San Diego Gas & Electric Co. agreed to buy up to 45 megawatts of electricity from an upgraded gas-fired “peaker” plant in Escondido, pending regulator approval, the utility said Monday.
Peaker generators are designed to start quickly when electricity demand outstrips supply, such as on a hot summer day, or when renewable generators such as solar and wind have sudden drops in production from changes in the weather.
In addition to the proposed deal with Wellhead Electric Co. Inc., the owner of the Escondido plant, SDG&E said it agreed to buy power from two other peaker plants in San Diego County, which would add a total of 450 megawatts of quickly dispatchable power to its local portfolio.

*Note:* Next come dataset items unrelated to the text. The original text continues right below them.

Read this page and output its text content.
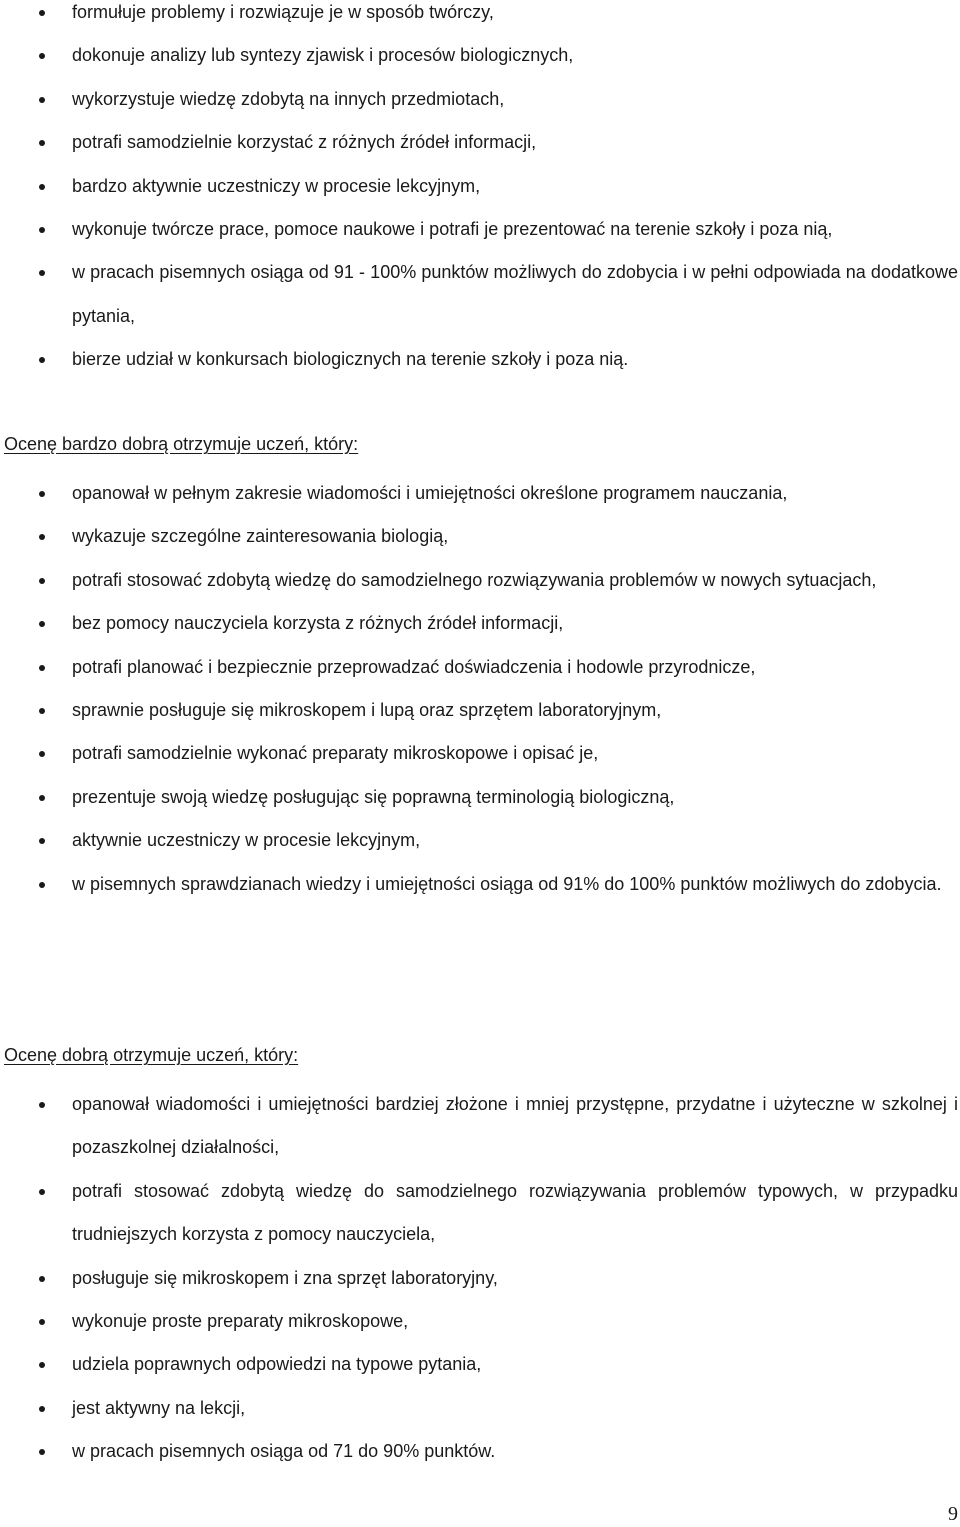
formułuje problemy i rozwiązuje je w sposób twórczy,
dokonuje analizy lub syntezy zjawisk i procesów biologicznych,
wykorzystuje wiedzę zdobytą na innych przedmiotach,
potrafi samodzielnie korzystać z różnych źródeł informacji,
bardzo aktywnie uczestniczy w procesie lekcyjnym,
wykonuje twórcze prace, pomoce naukowe i potrafi je prezentować na terenie szkoły i poza nią,
w pracach pisemnych osiąga od 91 - 100% punktów możliwych do zdobycia i w pełni odpowiada na dodatkowe pytania,
bierze udział w konkursach biologicznych na terenie szkoły i poza nią.
Ocenę bardzo dobrą otrzymuje uczeń, który:
opanował w pełnym zakresie wiadomości i umiejętności określone programem nauczania,
wykazuje szczególne zainteresowania biologią,
potrafi stosować zdobytą wiedzę do samodzielnego rozwiązywania problemów w nowych sytuacjach,
bez pomocy nauczyciela korzysta z różnych źródeł informacji,
potrafi planować i bezpiecznie przeprowadzać doświadczenia i hodowle przyrodnicze,
sprawnie posługuje się mikroskopem i lupą oraz sprzętem laboratoryjnym,
potrafi samodzielnie wykonać preparaty mikroskopowe i opisać je,
prezentuje swoją wiedzę posługując się poprawną terminologią biologiczną,
aktywnie uczestniczy w procesie lekcyjnym,
w pisemnych sprawdzianach wiedzy i umiejętności osiąga od 91% do 100% punktów możliwych do zdobycia.
Ocenę dobrą otrzymuje uczeń, który:
opanował wiadomości i umiejętności bardziej złożone i mniej przystępne, przydatne i użyteczne w szkolnej i pozaszkolnej działalności,
potrafi stosować zdobytą wiedzę do samodzielnego rozwiązywania problemów typowych, w przypadku trudniejszych korzysta z pomocy nauczyciela,
posługuje się mikroskopem i zna sprzęt laboratoryjny,
wykonuje proste preparaty mikroskopowe,
udziela poprawnych odpowiedzi na typowe pytania,
jest aktywny na lekcji,
w pracach pisemnych osiąga od 71 do 90% punktów.
9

The utility said it would need the capacity as it moved toward buying 33 percent of its electricity from renewable generators, as required by state law.

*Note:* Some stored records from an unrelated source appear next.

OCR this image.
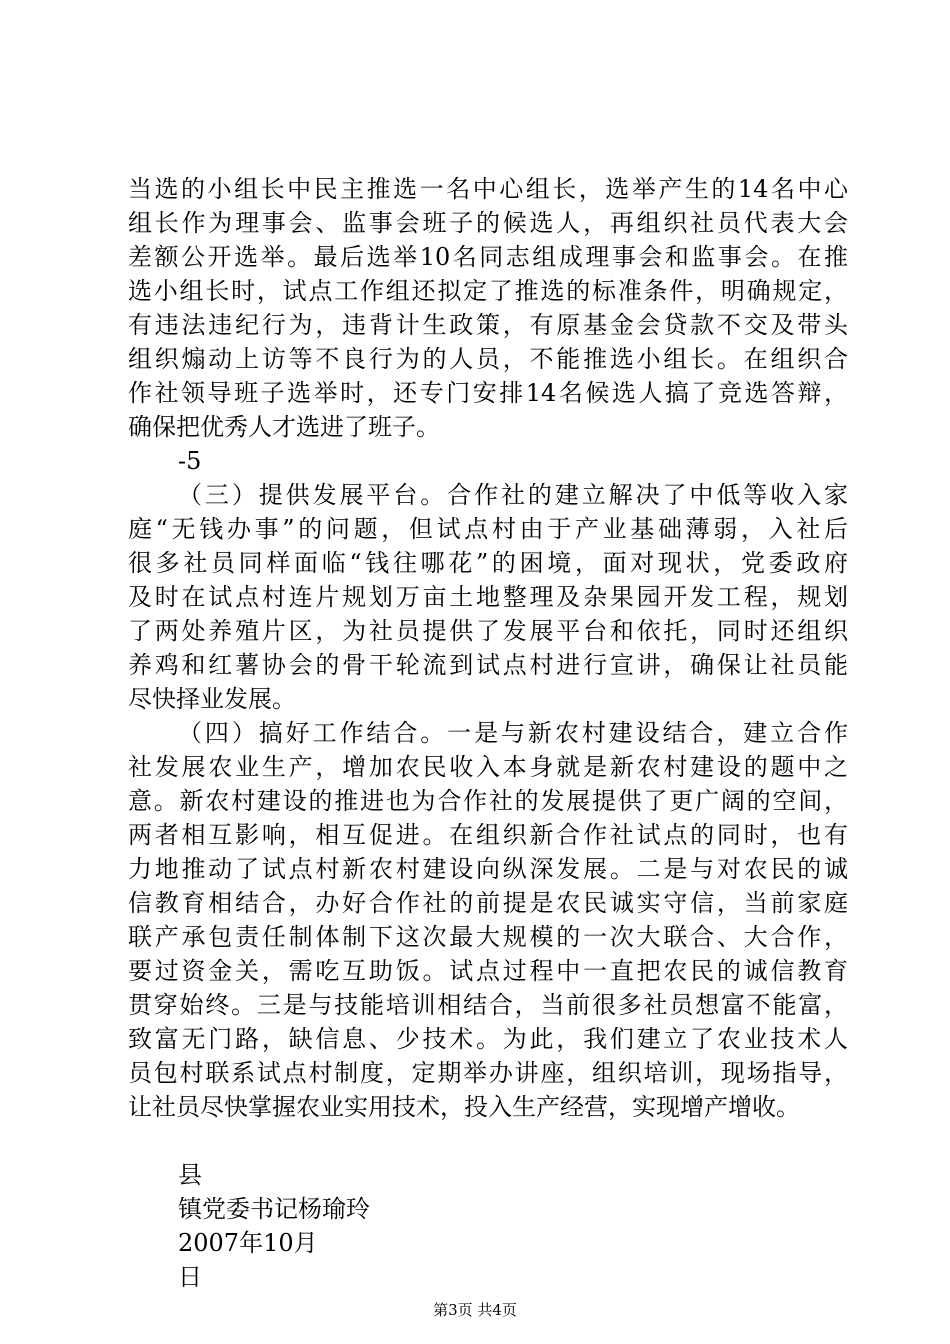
当选的小组长中民主推选一名中心组长，选举产生的14名中心
组长作为理事会、监事会班子的候选人，再组织社员代表大会
差额公开选举。最后选举10名同志组成理事会和监事会。在推
选小组长时，试点工作组还拟定了推选的标准条件，明确规定，
有违法违纪行为，违背计生政策，有原基金会贷款不交及带头
组织煽动上访等不良行为的人员，不能推选小组长。在组织合
作社领导班子选举时，还专门安排14名候选人搞了竞选答辩，
确保把优秀人才选进了班子。
-5
（三）提供发展平台。合作社的建立解决了中低等收入家
庭“无钱办事”的问题，但试点村由于产业基础薄弱，入社后
很多社员同样面临“钱往哪花”的困境，面对现状，党委政府
及时在试点村连片规划万亩土地整理及杂果园开发工程，规划
了两处养殖片区，为社员提供了发展平台和依托，同时还组织
养鸡和红薯协会的骨干轮流到试点村进行宣讲，确保让社员能
尽快择业发展。
（四）搞好工作结合。一是与新农村建设结合，建立合作
社发展农业生产，增加农民收入本身就是新农村建设的题中之
意。新农村建设的推进也为合作社的发展提供了更广阔的空间，
两者相互影响，相互促进。在组织新合作社试点的同时，也有
力地推动了试点村新农村建设向纵深发展。二是与对农民的诚
信教育相结合，办好合作社的前提是农民诚实守信，当前家庭
联产承包责任制体制下这次最大规模的一次大联合、大合作，
要过资金关，需吃互助饭。试点过程中一直把农民的诚信教育
贯穿始终。三是与技能培训相结合，当前很多社员想富不能富，
致富无门路，缺信息、少技术。为此，我们建立了农业技术人
员包村联系试点村制度，定期举办讲座，组织培训，现场指导，
让社员尽快掌握农业实用技术，投入生产经营，实现增产增收。
县
镇党委书记杨瑜玲
2007年10月
日
第3页 共4页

“The output from most kinds of renewable generation fluctuates throughout the day, posing a challenge for our system operators who must balance supply and demand every few seconds to maintain reliability in the region,” James Avery, SDG&E’s senior vice president of power supply, said in a written statement.
Solar generators cost utilities about 15 cents per kilowatt-hour, Avery has said in past interviews. The need for peaker plants add an additional penny per kilowatt-hour to that cost, Avery said.

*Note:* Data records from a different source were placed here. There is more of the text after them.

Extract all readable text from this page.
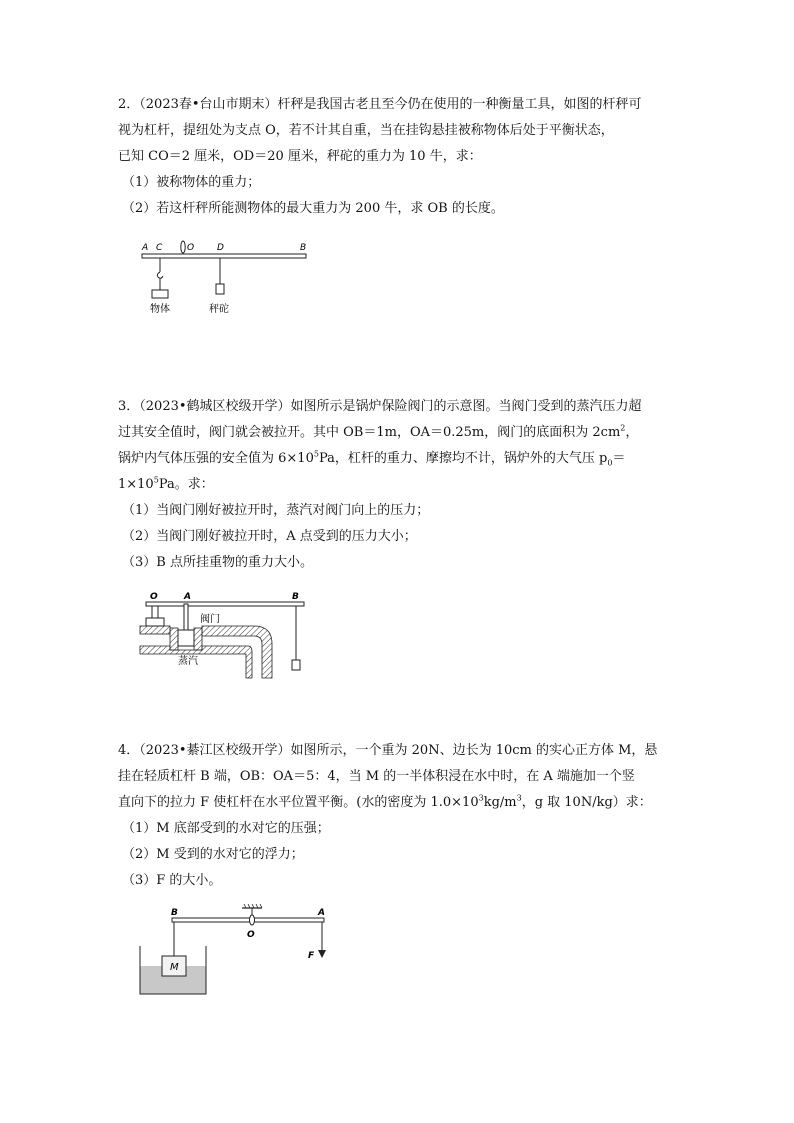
2．（2023春•台山市期末）杆秤是我国古老且至今仍在使用的一种衡量工具，如图的杆秤可

视为杠杆，提纽处为支点 O，若不计其自重，当在挂钩悬挂被称物体后处于平衡状态，

已知 CO＝2 厘米，OD＝20 厘米，秤砣的重力为 10 牛，求：

（1）被称物体的重力；

（2）若这杆秤所能测物体的最大重力为 200 牛，求 OB 的长度。

A C	O	D	B
物体	秤砣

3．（2023•鹤城区校级开学）如图所示是锅炉保险阀门的示意图。当阀门受到的蒸汽压力超

过其安全值时，阀门就会被拉开。其中 OB＝1m，OA＝0.25m，阀门的底面积为 $2cm^2$，

锅炉内气体压强的安全值为 $6\times 10^5Pa$，杠杆的重力、摩擦均不计，锅炉外的大气压 $p_0=$

$1\times 10^5Pa$。求：

（1）当阀门刚好被拉开时，蒸汽对阀门向上的压力；

（2）当阀门刚好被拉开时，A 点受到的压力大小；

（3）B 点所挂重物的重力大小。

O	A	B
阀门
蒸汽

4．（2023•綦江区校级开学）如图所示，一个重为 20N、边长为 10cm 的实心正方体 M，悬

挂在轻质杠杆 B 端，OB：OA＝5：4，当 M 的一半体积浸在水中时，在 A 端施加一个竖

直向下的拉力 F 使杠杆在水平位置平衡。(水的密度为 $1.0\times 10^3kg/m^3$，g 取 10N/kg）求：

（1）M 底部受到的水对它的压强；

（2）M 受到的水对它的浮力；

（3）F 的大小。

B
O
A
M
F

The natural-gas-fueled generator on Mission Road, called the Escondido Energy Center, was built in 2001 by a subsidiary of Pacific Gas & Electric Co. It ran until 2003, and then sat idle until 2006, when MMC Energy Inc. bought the plant with the intention of upgrading it from its 35-megawatt capacity. In 2009, it sold the plant to Sacramento-based Wellhead as part of its liquidation.
“(The upgrade is) the fruition of an ongoing plan,” said Hal Dittmer, president of Wellhead.
When installed, the new turbine should run cleaner than the current generator, Dittmer said. It will produce 66 percent less smog-producing nitrous oxide, 93 percent less carbon monoxide and up to 40 percent less carbon dioxide, he said.
It also has a higher capacity than the current plant and will be more reliable, Dittmer said. If regulators approve the project promptly, it should be installed by next summer, he said.
In addition to the Wellhead facility, Escondido has two other peakers: CalPeak on Enterprise Street in western Escondido and a plant at the Iceoplex skating rink.